A filha, o genro e os netos ainda estão na Bielorrússia. “Eu sei que eles vão aos protestos e fico sempre muito assustado, já foram multados duas vezes, não é possível, com a economia naquele estado, uma família pagar o equivalente a 350 euros de cada vez que vai reclamar os seus direitos democráticos. Agora eles deixaram de ir, claro, porque não podem pagar e têm dois filhos para educar”, conta o bielorrusso de 52 anos.

Seis meses, 184 dias, cerca de 30 mil pessoas presas desde o início dos protestos na Bielorrússia, desde que o Presidente Alexandr Lukashenko voltou a ser eleito, a 9 de agosto, para um mandato que a oposição contesta.
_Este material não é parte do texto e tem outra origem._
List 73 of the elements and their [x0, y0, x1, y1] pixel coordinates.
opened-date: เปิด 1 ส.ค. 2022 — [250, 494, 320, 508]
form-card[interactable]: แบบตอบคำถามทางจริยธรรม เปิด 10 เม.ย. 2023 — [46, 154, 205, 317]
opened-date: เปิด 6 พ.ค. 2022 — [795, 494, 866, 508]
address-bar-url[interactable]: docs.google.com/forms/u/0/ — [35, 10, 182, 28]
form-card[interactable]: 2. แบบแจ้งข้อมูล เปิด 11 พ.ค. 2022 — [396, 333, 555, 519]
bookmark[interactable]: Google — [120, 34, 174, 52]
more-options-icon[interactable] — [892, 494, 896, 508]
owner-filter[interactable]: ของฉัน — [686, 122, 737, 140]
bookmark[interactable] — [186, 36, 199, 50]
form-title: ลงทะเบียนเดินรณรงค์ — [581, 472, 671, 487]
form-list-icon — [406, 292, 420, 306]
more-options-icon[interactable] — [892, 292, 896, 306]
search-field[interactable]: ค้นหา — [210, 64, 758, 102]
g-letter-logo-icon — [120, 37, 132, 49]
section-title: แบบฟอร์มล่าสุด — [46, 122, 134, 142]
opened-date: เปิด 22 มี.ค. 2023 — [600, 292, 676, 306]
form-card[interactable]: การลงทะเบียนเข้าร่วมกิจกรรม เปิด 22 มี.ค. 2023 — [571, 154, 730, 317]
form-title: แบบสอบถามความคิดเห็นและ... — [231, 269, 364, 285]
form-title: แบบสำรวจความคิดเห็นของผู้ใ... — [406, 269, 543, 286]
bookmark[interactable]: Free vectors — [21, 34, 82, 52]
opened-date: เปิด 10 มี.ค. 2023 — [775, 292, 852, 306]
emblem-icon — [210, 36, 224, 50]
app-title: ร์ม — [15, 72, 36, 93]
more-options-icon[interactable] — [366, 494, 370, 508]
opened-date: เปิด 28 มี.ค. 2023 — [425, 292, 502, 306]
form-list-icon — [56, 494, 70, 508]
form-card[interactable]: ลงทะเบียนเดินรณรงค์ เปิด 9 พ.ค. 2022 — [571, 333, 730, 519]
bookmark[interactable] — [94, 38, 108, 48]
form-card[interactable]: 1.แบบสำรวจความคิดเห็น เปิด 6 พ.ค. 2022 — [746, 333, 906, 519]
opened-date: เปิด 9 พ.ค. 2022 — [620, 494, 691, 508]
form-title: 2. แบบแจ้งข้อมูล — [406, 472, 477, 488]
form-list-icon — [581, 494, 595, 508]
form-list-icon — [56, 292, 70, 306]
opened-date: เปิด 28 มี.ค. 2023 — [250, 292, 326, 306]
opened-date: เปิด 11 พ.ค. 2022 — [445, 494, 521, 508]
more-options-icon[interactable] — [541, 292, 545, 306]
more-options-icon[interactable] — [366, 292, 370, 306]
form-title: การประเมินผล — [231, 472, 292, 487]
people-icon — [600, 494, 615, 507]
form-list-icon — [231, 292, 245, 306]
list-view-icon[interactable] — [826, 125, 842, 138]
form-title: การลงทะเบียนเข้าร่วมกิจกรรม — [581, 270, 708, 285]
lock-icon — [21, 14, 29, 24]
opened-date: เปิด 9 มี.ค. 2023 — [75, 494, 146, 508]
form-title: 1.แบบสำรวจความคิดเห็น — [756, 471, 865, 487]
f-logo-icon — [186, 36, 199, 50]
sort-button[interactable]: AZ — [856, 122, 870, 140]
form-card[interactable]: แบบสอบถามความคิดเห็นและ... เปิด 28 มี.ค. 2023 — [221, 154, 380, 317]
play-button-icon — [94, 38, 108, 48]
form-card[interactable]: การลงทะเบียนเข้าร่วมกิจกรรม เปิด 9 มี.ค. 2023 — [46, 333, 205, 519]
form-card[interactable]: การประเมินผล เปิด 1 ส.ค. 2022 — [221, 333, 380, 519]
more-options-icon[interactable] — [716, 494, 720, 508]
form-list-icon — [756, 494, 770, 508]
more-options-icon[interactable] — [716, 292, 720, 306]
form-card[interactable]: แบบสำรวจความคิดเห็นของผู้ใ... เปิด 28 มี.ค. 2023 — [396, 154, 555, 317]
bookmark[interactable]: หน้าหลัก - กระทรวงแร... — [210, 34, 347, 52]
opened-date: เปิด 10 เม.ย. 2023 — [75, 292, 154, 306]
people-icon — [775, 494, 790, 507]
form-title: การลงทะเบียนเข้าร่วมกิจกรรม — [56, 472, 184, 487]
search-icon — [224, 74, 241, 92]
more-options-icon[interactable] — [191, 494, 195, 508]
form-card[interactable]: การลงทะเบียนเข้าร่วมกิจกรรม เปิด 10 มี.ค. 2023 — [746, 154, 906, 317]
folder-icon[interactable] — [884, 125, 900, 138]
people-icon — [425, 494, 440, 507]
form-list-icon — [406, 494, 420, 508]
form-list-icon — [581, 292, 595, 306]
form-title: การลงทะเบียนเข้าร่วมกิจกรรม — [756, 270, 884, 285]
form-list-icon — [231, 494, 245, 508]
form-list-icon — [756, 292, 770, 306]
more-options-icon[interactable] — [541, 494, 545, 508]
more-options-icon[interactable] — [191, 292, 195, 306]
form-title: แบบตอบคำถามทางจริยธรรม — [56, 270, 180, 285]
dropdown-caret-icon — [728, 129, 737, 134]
Gala Worm, antes de se casar com um luso-holandês era Gala Lukyanovich, também participou no protesto que marca o dia internacional de solidariedade com esta luta.

Lembra-se da primeira eleição de Lukashenko, do fim da União Soviética, de como as pessoas finalmente se tinham sentido donas das suas próprias vidas depois de anos de domínio russo. “Lembro-me muito bem do meu pai na casa de banho a ouvir rádios proibidas, toda a gente falava em sussurros, toda a gente tinha medo do vizinho delator e, com o passar dos anos, esse medo regressou”.

Tem 62 anos e fez de Portugal o seu lar há 22. Durante a Expo 98 deslocou-se ao país com um teatro bielorusso para tratar das luzes e já não foi mais capaz de sair. Ainda hoje é técnica de iluminação. Tem um chapéu branco com uma fita vermelha e refere, como Elena já tinha dito da sua bandeira, que o adereço não é permitido nas ruas do seu país. “Voltei lá agora, em dezembro, a minha mãe ainda está viva e não há uma pessoa que não tenha tido o neto, o filho, o irmão, a tia presos”, diz com os olhos no chão”.

Gala, bielorrussa de 62 anos, residente em Portugal há 22, veio à manifestação do dia internacional de solidariedade pelo seu povo porque se lembra de outros tempos de repressão e não quer lá voltar
Ana França/Expresso

As poucas vozes que estão reunidas vão gritando as frases que se ouvem nas ruas da Bielorrússia, primeiro na língua original, depois em português: “Liberdade para os presos políticos”, “Deixem a Bielorrússia respirar”, “Acreditamos, podemos e vamos vencer”, vai traduzindo Elena.

“Houve uma altura em que as notícias eram tão más que achávamos que não era possível ler pior, mas a cada dia há mais pessoas presas, notícias sobre campos para internar os presos políticos, onde é que está o fundo deste buraco?”. Katsiaryna Drozhzha, ao lado, acrescenta que esta não é uma questão de direita ou de esquerda, “não é político nem política, é uma guerra, é uma ocupação ilegítima de um país”. Lukashenko venceu as eleições com 80% dos votos mas nem a UE nem vários outros países ocidentais reconheceram a vitória. Já foi proposta uma nova eleição, com observadores internacionais, mas Lukashenko não admite a sua presença no país.